Two studies contained segregated mortality data, and based on these, the mortality at 5 years was 17.9% in the acute group, and 10.8% in the delayed group, although this difference was not statistically significant (p = 0.60) [23, 26]. Lont et al. also reported on mortality but the data for the delayed group were combined with those that had ORIF only. They reported 1- and 5-year survival of 89 and 30%, respectively, in the acute THA group and 91 and 86%, respectively, for the ORIF group which also contained the delayed THA cases. Using univariate analysis, they attributed the difference in 5-year survival to the older age and comorbid illnesses found in the acute THA group [25]. In their own study, Borg et al. reported 25% mortality at 3 years in their acute THA group, compared to 0% in the group that received ORIF alone [36].
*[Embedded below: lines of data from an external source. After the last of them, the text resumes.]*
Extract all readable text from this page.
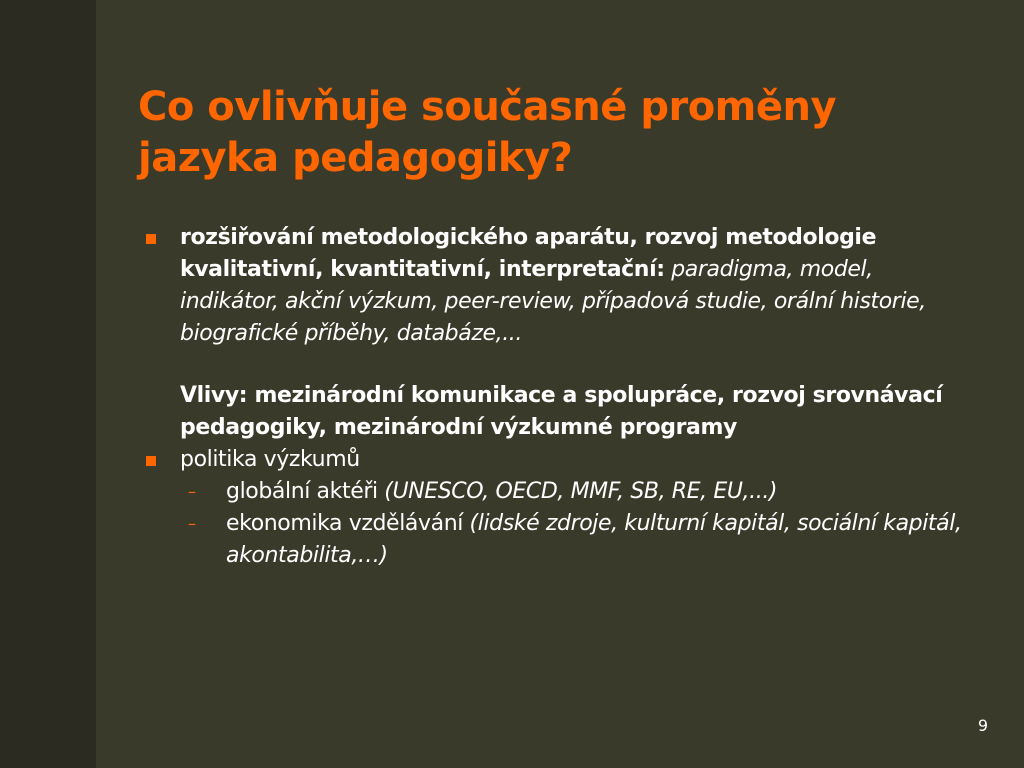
Co ovlivňuje současné proměny
jazyka pedagogiky?
rozšiřování metodologického aparátu, rozvoj metodologie kvalitativní, kvantitativní, interpretační: paradigma, model, indikátor, akční výzkum, peer-review, případová studie, orální historie, biografické příběhy, databáze,...
Vlivy: mezinárodní komunikace a spolupráce, rozvoj srovnávací pedagogiky, mezinárodní výzkumné programy
politika výzkumů
– globální aktéři (UNESCO, OECD, MMF, SB, RE, EU,...)
– ekonomika vzdělávání (lidské zdroje, kulturní kapitál, sociální kapitál, akontabilita,…)
9
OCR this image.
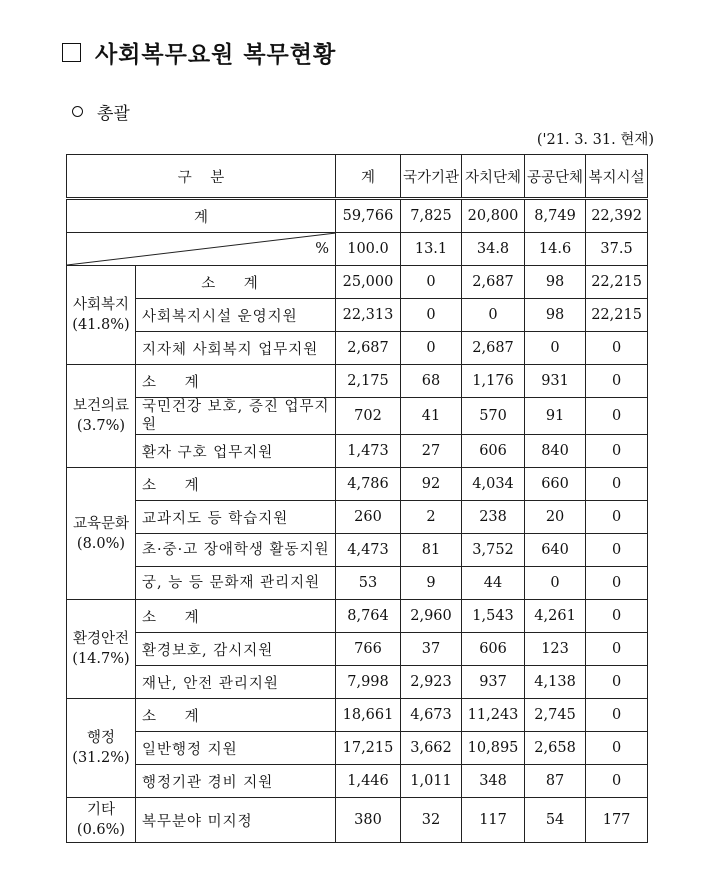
사회복무요원 복무현황
총괄
('21. 3. 31. 현재)
구    분		계	국가기관	자치단체	공공단체	복지시설
계		59,766	7,825	20,800	8,749	22,392

%		100.0	13.1	34.8	14.6	37.5

사회복지
(41.8%)	소 계	25,000	0	2,687	98	22,215
	사회복지시설 운영지원	22,313	0	0	98	22,215
	지자체 사회복지 업무지원	2,687	0	2,687	0	0

보건의료
(3.7%)	소 계	2,175	68	1,176	931	0
	국민건강 보호, 증진 업무지원	702	41	570	91	0
	환자 구호 업무지원	1,473	27	606	840	0

교육문화
(8.0%)	소 계	4,786	92	4,034	660	0
	교과지도 등 학습지원	260	2	238	20	0
	초·중·고 장애학생 활동지원	4,473	81	3,752	640	0
	궁, 능 등 문화재 관리지원	53	9	44	0	0

환경안전
(14.7%)	소 계	8,764	2,960	1,543	4,261	0
	환경보호, 감시지원	766	37	606	123	0
	재난, 안전 관리지원	7,998	2,923	937	4,138	0

행정
(31.2%)	소 계	18,661	4,673	11,243	2,745	0
	일반행정 지원	17,215	3,662	10,895	2,658	0
	행정기관 경비 지원	1,446	1,011	348	87	0

기타
(0.6%)	복무분야 미지정	380	32	117	54	177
Although not significant in our meta-analysis, the numerically higher mortality in patients following acute THA may be a reflection of this cohort being older and therefore carrying more comorbidities. Plus, their operations were carried out at the index, emergency admission with less opportunity for pre-surgical optimisation. By comparison, the delayed group was younger (64.3 vs 73.3 years) and their surgeries were done in an elective manner, presumably after medical optimisation and exclusion of those too unwell to undergo the surgery.

Limitations

There are several limitations to this review. The five included studies had heterogeneous designs and variable follow-up and all were retrospective observational studies, thereby limiting their individual internal validity. The five studies spanned more than a decade, with one (Sermon et al.) reporting on patients from 1983 to 2003. Although the proportions of fracture types observed were consistent between studies, individual surgeon preferences and centre protocols were not consistently described and it seems likely that the surgical techniques and implants (Table 3) evolved and improved during the period covered by the studies in question. This ‘learning curve’ over time obviously affects the generalisability of our results.
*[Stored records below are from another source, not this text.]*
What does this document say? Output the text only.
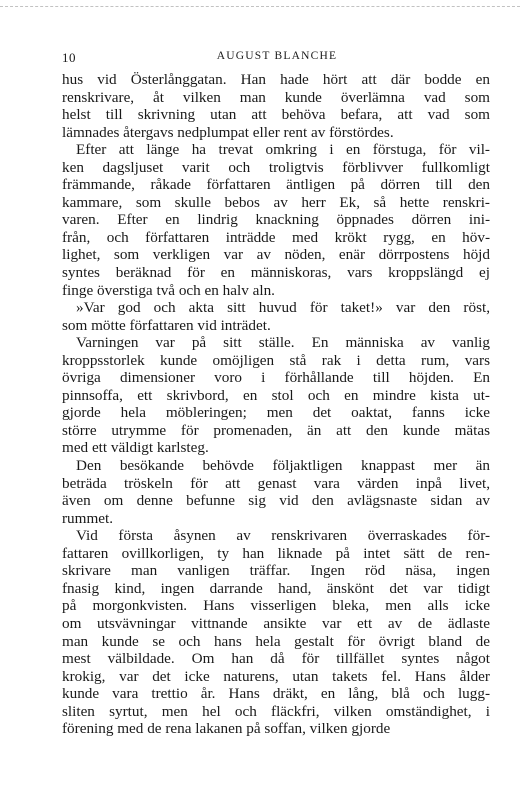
10	AUGUST BLANCHE

hus vid Österlånggatan. Han hade hört att där bodde en
renskrivare, åt vilken man kunde överlämna vad som
helst till skrivning utan att behöva befara, att vad som
lämnades återgavs nedplumpat eller rent av förstördes.

Efter att länge ha trevat omkring i en förstuga, för vil-
ken dagsljuset varit och troligtvis förblivver fullkomligt
främmande, råkade författaren äntligen på dörren till den
kammare, som skulle bebos av herr Ek, så hette renskri-
varen. Efter en lindrig knackning öppnades dörren ini-
från, och författaren inträdde med krökt rygg, en höv-
lighet, som verkligen var av nöden, enär dörrpostens höjd
syntes beräknad för en människoras, vars kroppslängd ej
finge överstiga två och en halv aln.

»Var god och akta sitt huvud för taket!» var den röst,
som mötte författaren vid inträdet.

Varningen var på sitt ställe. En människa av vanlig
kroppsstorlek kunde omöjligen stå rak i detta rum, vars
övriga dimensioner voro i förhållande till höjden. En
pinnsoffa, ett skrivbord, en stol och en mindre kista ut-
gjorde hela möbleringen; men det oaktat, fanns icke
större utrymme för promenaden, än att den kunde mätas
med ett väldigt karlsteg.

Den besökande behövde följaktligen knappast mer än
beträda tröskeln för att genast vara värden inpå livet,
även om denne befunne sig vid den avlägsnaste sidan av
rummet.

Vid första åsynen av renskrivaren överraskades för-
fattaren ovillkorligen, ty han liknade på intet sätt de ren-
skrivare man vanligen träffar. Ingen röd näsa, ingen
fnasig kind, ingen darrande hand, änskönt det var tidigt
på morgonkvisten. Hans visserligen bleka, men alls icke
om utsvävningar vittnande ansikte var ett av de ädlaste
man kunde se och hans hela gestalt för övrigt bland de
mest välbildade. Om han då för tillfället syntes något
krokig, var det icke naturens, utan takets fel. Hans ålder
kunde vara trettio år. Hans dräkt, en lång, blå och lugg-
sliten syrtut, men hel och fläckfri, vilken omständighet, i
förening med de rena lakanen på soffan, vilken gjorde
We also acknowledge that the two groups we compared are not demographically the same. The acute THA group were 10-years older and more likely to have sustained low-energy falls, compared with the delayed group. This makes our comparison susceptible to unseen selection bias. Also, the primary research question of the individual studies was not uniformly comparing acute vs delayed THA. For example, Chémaly et al. were reporting primarily on the incidence of HO but their group comparison allowed inclusion to this study. This affects the reliability of the pooled data. Although functional outcomes were reported in all studies, different scales were used and there was no single outcome that unified all five studies. Furthermore, two of the studies reported some of the demographic, baseline characteristics in THA after acetabular fractures as a single cohort (e.g. sex and follow-up time), meaning that we were unable to perform subgroup meta-analysis. Two of the studies included patients treated initially non-operatively (Chémaly 4/40 and Sermon 6/121), while all others received initial ORIF.

Conclusion

Our meta-analysis focussed on the functional outcomes, complications, and revision rates after the acute or delayed THA following acetabular fracture, all which were variably reported. The data generated suggest that both acute and delayed THA for acetabular fractures result in comparable functional outcomes and complication rates. Acute THA would intuitively be associated with higher early mortality but we were unable to demonstrate significance on this. Acute THA usually requires revision-type acetabular components, with higher cost and complexity. Delayed THA is more likely to be performed with primary implants but our meta-analysis suggests this carries a paradoxically higher re-operation rate, largely related to infection and cup loosening. We acknowledge that the robustness of these conclusions is challenged by the quality of contributing evidence. We propose that sufficient equipoise now exists to justify randomised studies on this topic so that future practice may be appropriately informed.